Where Aberdeen really brought strength to the negotiating table was of course in Asia and emerging markets; it is still very much a leading player. Periodic downturns should be expected in emerging markets. Indeed, flows stated to return in the latter part of last year, so they may already be turning a corner.

The nagging concern it that since 2015 flows have predominantly been into passive funds while money continues to be taken out of active, according to EPFR Global data.

One reading is that flows into passive funds are signalling returning sentiment that will ultimately benefit Aberdeen. “It starts with taking shorts off, which happened last year. Then money goes into passive, then it goes into active,” says Gilbert.

The third stage is the contentious bit. Investors, increasingly comfortable with passive, may no longer be convinced that active is appropriate in less efficient markets any more than it is in the US. There could be a ratcheting-down effect as each wave of money leaves active and remerges in passive.

Nonetheless, Aberdeen reported inflows in the third calendar quarter of last year. “I thought we had turned the corner,” says Gilbert. “Up until the Trump election sentiment was improving and money was coming back into emerging markets. But since then it’s really been put on hold.”

Gilbert is remarkably relaxed about the situation, perhaps because he knows President Trump personally, having played golf with him at his controversial course in Aberdeen. “I don’t think he is protectionist… he has an issue with people moving jobs offshore and big balance of payment surpluses with the US.”
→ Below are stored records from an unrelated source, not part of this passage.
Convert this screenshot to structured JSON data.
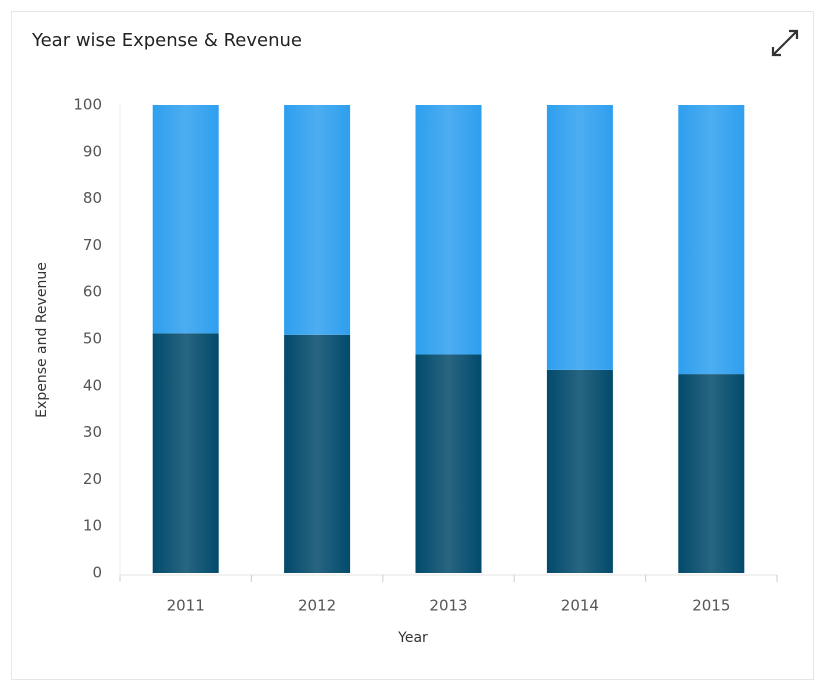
{
  "chart_data": {
    "type": "stacked_bar",
    "title": "Year wise Expense & Revenue",
    "x_label": "Year",
    "y_label": "Expense and Revenue",
    "categories": [
      "2011",
      "2012",
      "2013",
      "2014",
      "2015"
    ],
    "series": [
      {
        "color": "#024a6b",
        "values": [
          51.2,
          50.9,
          46.7,
          43.4,
          42.5
        ]
      },
      {
        "color": "#2e9fee",
        "values": [
          48.8,
          49.1,
          53.3,
          56.6,
          57.5
        ]
      }
    ],
    "ylim": [
      0,
      100
    ],
    "yticks": [
      0,
      10,
      20,
      30,
      40,
      50,
      60,
      70,
      80,
      90,
      100
    ],
    "grid": false
  }
}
While “it’s not great news” for emerging markets “it will be okay,” he says. “If America sneezes, the world catches cold – but the opposite is true as well. We see good earnings growth, strong balance sheets and good economic growth. There is huge scope to outperform because they are so comparatively diverse and inefficient.”

It has been an eventful decade for Gilbert; lauded when AuMs were peaking, Asia was roaring and for taking a commendably long-term approach – to facing persistent questions about outflows.

He could be forgiven for having some regrets, but that is not really in his character. “Quite the reverse. I think we are the victims of our success. We just grew so rapidly because of the emerging market cycle. We are going through tough times at the moment – but it’s a result of previous success, not a result of anything we’ve done .

nothing compared to split caps, I can assure you. Nothing. 2002-2004 was really difficult. What makes or breaks you is how you deal with the tough times. You have got to really manage the business. I prefer the tough times actually.”

In that case, he should enjoy the next couple of years. The integration of the businesses is a formidable task, although one for which Gilbert is ideally experienced. The two firms complement each other and will provide useful cost savings – but the real challenge is arresting long-term AuM drift to passive funds and maintaining fee levels. In the final analysis, it is not the whole solution.

Gilbert remains as committed as ever to the cause, and one would not bet against further deals. “I’ll keep working, I love it. I do not know how long I will do so but I have got to keep going. I always used Alex Ferguson , until he retired.”

Whether he goes down in history like the legendary Manchester United manager, famed for building multiple winning teams over his 26-year tenure (or Arsene Wenger, who rigidly stuck to a strategy without recapturing Arsenal’s golden era) will depend on what he achieves in the next chapter with Standard Life.